Antoine Gagné et Antoine Dalmand, les deux animateurs du podcast Social Selling de J7 Media – une agence qui gère près de 2 millions de dollars de publicité Facebook par mois – ont enregistré cet épisode le 18 janvier 2021. À la veille d’un changement d’attribution majeur imposé par Facebook. En plein brouillard iOS 14. Dans une fenêtre de tir que la plupart des annonceurs ont ratée.

Ce qu’ils disent dans cet épisode, c’est pas révolutionnaire dans le principe – le Q1 coûte moins cher, tout le monde le sait vaguement. Mais les chiffres précis, la liste des actions concrètes, et surtout cette tension entre ‘profitez-en maintenant’ et ‘préparez-vous à perdre vos données demain’, ça méritait qu’on creuse.

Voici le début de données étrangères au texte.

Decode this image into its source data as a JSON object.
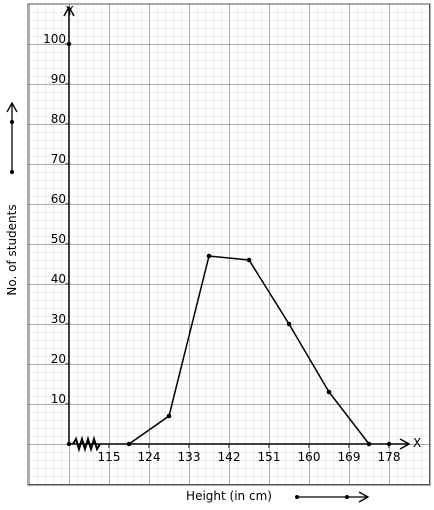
{
  "chart_data": {
    "type": "line",
    "x_label": "Height (in cm)",
    "y_label": "No. of students",
    "x_axis_letter": "X",
    "y_axis_letter": "Y",
    "x": [
      119.5,
      128.5,
      137.5,
      146.5,
      155.5,
      164.5,
      173.5
    ],
    "values": [
      0,
      7,
      47,
      46,
      30,
      13,
      0
    ],
    "color": "#000000",
    "xlim": [
      106,
      183
    ],
    "xticks": [
      115,
      124,
      133,
      142,
      151,
      160,
      169,
      178
    ],
    "ylim": [
      0,
      109
    ],
    "yticks": [
      10,
      20,
      30,
      40,
      50,
      60,
      70,
      80,
      90,
      100
    ]
  }
}
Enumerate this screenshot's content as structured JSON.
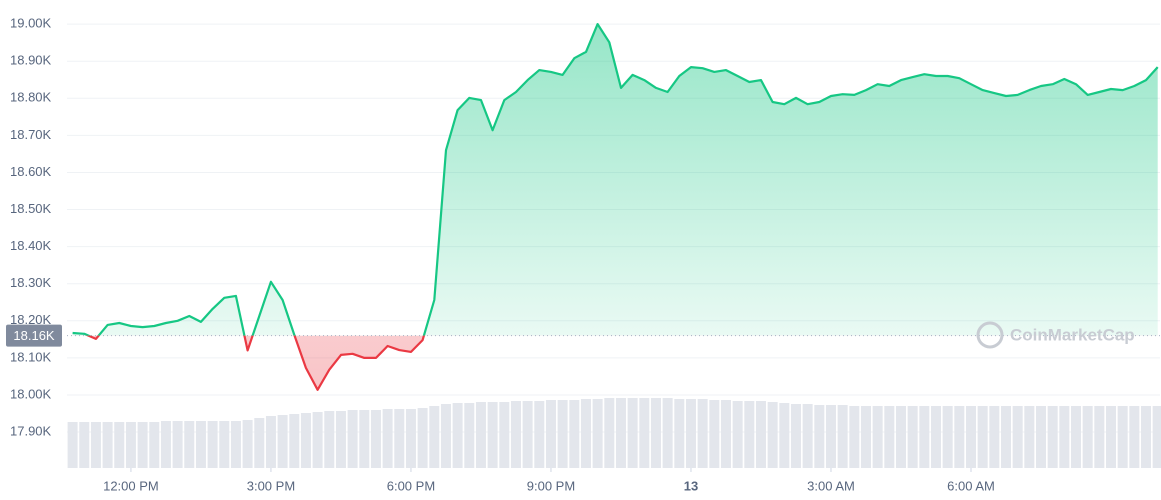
{
  "chart_data": {
    "type": "line",
    "x": [
      10.75,
      11,
      11.25,
      11.5,
      11.75,
      12,
      12.25,
      12.5,
      12.75,
      13,
      13.25,
      13.5,
      13.75,
      14,
      14.25,
      14.5,
      14.75,
      15,
      15.25,
      15.5,
      15.75,
      16,
      16.25,
      16.5,
      16.75,
      17,
      17.25,
      17.5,
      17.75,
      18,
      18.25,
      18.5,
      18.75,
      19,
      19.25,
      19.5,
      19.75,
      20,
      20.25,
      20.5,
      20.75,
      21,
      21.25,
      21.5,
      21.75,
      22,
      22.25,
      22.5,
      22.75,
      23,
      23.25,
      23.5,
      23.75,
      24,
      24.25,
      24.5,
      24.75,
      25,
      25.25,
      25.5,
      25.75,
      26,
      26.25,
      26.5,
      26.75,
      27,
      27.25,
      27.5,
      27.75,
      28,
      28.25,
      28.5,
      28.75,
      29,
      29.25,
      29.5,
      29.75,
      30,
      30.25,
      30.5,
      30.75,
      31,
      31.25,
      31.5,
      31.75,
      32,
      32.25,
      32.5,
      32.75,
      33,
      33.25,
      33.5,
      33.75,
      34
    ],
    "values": [
      18167,
      18165,
      18151,
      18189,
      18194,
      18186,
      18183,
      18186,
      18194,
      18200,
      18213,
      18197,
      18232,
      18262,
      18267,
      18120,
      18213,
      18305,
      18256,
      18162,
      18073,
      18014,
      18068,
      18108,
      18111,
      18100,
      18100,
      18132,
      18121,
      18116,
      18148,
      18256,
      18660,
      18768,
      18801,
      18795,
      18714,
      18795,
      18817,
      18849,
      18876,
      18871,
      18863,
      18908,
      18925,
      19000,
      18951,
      18828,
      18863,
      18849,
      18828,
      18817,
      18860,
      18884,
      18881,
      18871,
      18876,
      18860,
      18844,
      18849,
      18790,
      18784,
      18801,
      18784,
      18790,
      18806,
      18811,
      18809,
      18822,
      18838,
      18833,
      18849,
      18857,
      18865,
      18860,
      18860,
      18854,
      18838,
      18822,
      18814,
      18806,
      18809,
      18822,
      18833,
      18838,
      18852,
      18838,
      18809,
      18817,
      18825,
      18822,
      18833,
      18849,
      18884
    ],
    "volume": [
      46,
      46,
      46,
      46,
      46,
      46,
      46,
      46,
      47,
      47,
      47,
      47,
      47,
      47,
      47,
      48,
      50,
      52,
      53,
      54,
      55,
      56,
      57,
      57,
      58,
      58,
      58,
      59,
      59,
      59,
      60,
      62,
      64,
      65,
      65,
      66,
      66,
      66,
      67,
      67,
      67,
      68,
      68,
      68,
      69,
      69,
      70,
      70,
      70,
      70,
      70,
      70,
      69,
      69,
      69,
      68,
      68,
      67,
      67,
      67,
      66,
      65,
      64,
      64,
      63,
      63,
      63,
      62,
      62,
      62,
      62,
      62,
      62,
      62,
      62,
      62,
      62,
      62,
      62,
      62,
      62,
      62,
      62,
      62,
      62,
      62,
      62,
      62,
      62,
      62,
      62,
      62,
      62,
      62
    ],
    "volume_lim": [
      0,
      468
    ],
    "up_color": "#16c784",
    "down_color": "#ea3943",
    "baseline": {
      "value": 18160,
      "label": "18.16K"
    },
    "xlim": [
      10.63,
      34.05
    ],
    "ylim": [
      17803,
      19065
    ],
    "xticks": [
      {
        "value": 12,
        "label": "12:00 PM"
      },
      {
        "value": 15,
        "label": "3:00 PM"
      },
      {
        "value": 18,
        "label": "6:00 PM"
      },
      {
        "value": 21,
        "label": "9:00 PM"
      },
      {
        "value": 24,
        "label": "13"
      },
      {
        "value": 27,
        "label": "3:00 AM"
      },
      {
        "value": 30,
        "label": "6:00 AM"
      }
    ],
    "yticks": [
      {
        "value": 17900,
        "label": "17.90K"
      },
      {
        "value": 18000,
        "label": "18.00K"
      },
      {
        "value": 18100,
        "label": "18.10K"
      },
      {
        "value": 18200,
        "label": "18.20K"
      },
      {
        "value": 18300,
        "label": "18.30K"
      },
      {
        "value": 18400,
        "label": "18.40K"
      },
      {
        "value": 18500,
        "label": "18.50K"
      },
      {
        "value": 18600,
        "label": "18.60K"
      },
      {
        "value": 18700,
        "label": "18.70K"
      },
      {
        "value": 18800,
        "label": "18.80K"
      },
      {
        "value": 18900,
        "label": "18.90K"
      },
      {
        "value": 19000,
        "label": "19.00K"
      }
    ],
    "grid": true,
    "watermark": "CoinMarketCap"
  }
}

Le CPM en janvier, ou facebook ads q1 au prix le plus bas de l’année

Commençons par ce qui saute aux yeux. Après le Black Friday et les fêtes, les annonceurs coupent les budgets. Mécaniquement, l’espace publicitaire se libère et les enchères s’effondrent. C’est de la logique d’enchères pure.

Mais voir les chiffres écrits noir sur blanc, ça change quelque chose. Au Canada, les comptes analysés par J7 Media montrent un CPM à 12 dollars sur les quinze premiers jours de décembre, contre 6,54 dollars sur les quinze premiers jours de janvier. Baisse de 45 %. En France, c’est encore plus marqué : de 6 euros à 1,66 euro, soit -72 %. Et ce sont des moyennes sur de gros volumes – l’agence précise gérer près de deux millions de dollars mensuels.

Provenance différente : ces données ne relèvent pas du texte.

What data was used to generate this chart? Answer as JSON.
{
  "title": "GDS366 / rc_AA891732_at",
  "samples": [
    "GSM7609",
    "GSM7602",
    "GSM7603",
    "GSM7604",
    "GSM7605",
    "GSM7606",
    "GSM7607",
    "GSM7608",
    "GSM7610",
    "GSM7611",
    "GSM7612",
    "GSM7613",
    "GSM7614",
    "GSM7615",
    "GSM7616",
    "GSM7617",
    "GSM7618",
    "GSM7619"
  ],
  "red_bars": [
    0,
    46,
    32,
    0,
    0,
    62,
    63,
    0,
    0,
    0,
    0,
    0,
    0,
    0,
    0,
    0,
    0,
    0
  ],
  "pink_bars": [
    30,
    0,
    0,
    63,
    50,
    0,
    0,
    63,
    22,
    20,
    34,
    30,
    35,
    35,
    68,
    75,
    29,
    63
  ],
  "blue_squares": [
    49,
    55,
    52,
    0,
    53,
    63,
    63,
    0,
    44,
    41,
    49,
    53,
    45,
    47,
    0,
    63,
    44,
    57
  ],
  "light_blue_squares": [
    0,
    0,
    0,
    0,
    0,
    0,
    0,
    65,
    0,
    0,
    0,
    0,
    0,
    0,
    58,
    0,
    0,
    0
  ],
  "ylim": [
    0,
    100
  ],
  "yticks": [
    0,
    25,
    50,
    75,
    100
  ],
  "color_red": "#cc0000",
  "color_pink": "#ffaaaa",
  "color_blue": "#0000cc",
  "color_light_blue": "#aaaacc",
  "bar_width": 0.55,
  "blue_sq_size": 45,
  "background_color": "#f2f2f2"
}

« Allez sur la plateforme et soyez agressif. Nous, on en profite en ce moment, on dit à tous nos clients d’investir massivement parce qu’il y a de la place et c’est le temps d’aller chercher les leads, c’est le temps d’aller chercher les clients pendant que c’est peu cher de s’advertiser. Aussi simple que ça. »

Dit comme ça, ça paraît évident. Mais la plupart des équipes marketing sont encore en train de faire leurs bilans de fin d’année quand cette fenêtre s’ouvre.

Ce qu’Antoine Dalmand souligne, c’est que les ratios restent cohérents même si l’intention d’achat du consommateur est plus faible en janvier qu’en novembre. La pub coûtant deux fois moins cher, la balance se rééquilibre. Du coup, des e-commerces avec des stocks à liquider après le Q4 peuvent trouver une vraie stratégie e-commerce sur Facebook qui tient la route, même en période creuse.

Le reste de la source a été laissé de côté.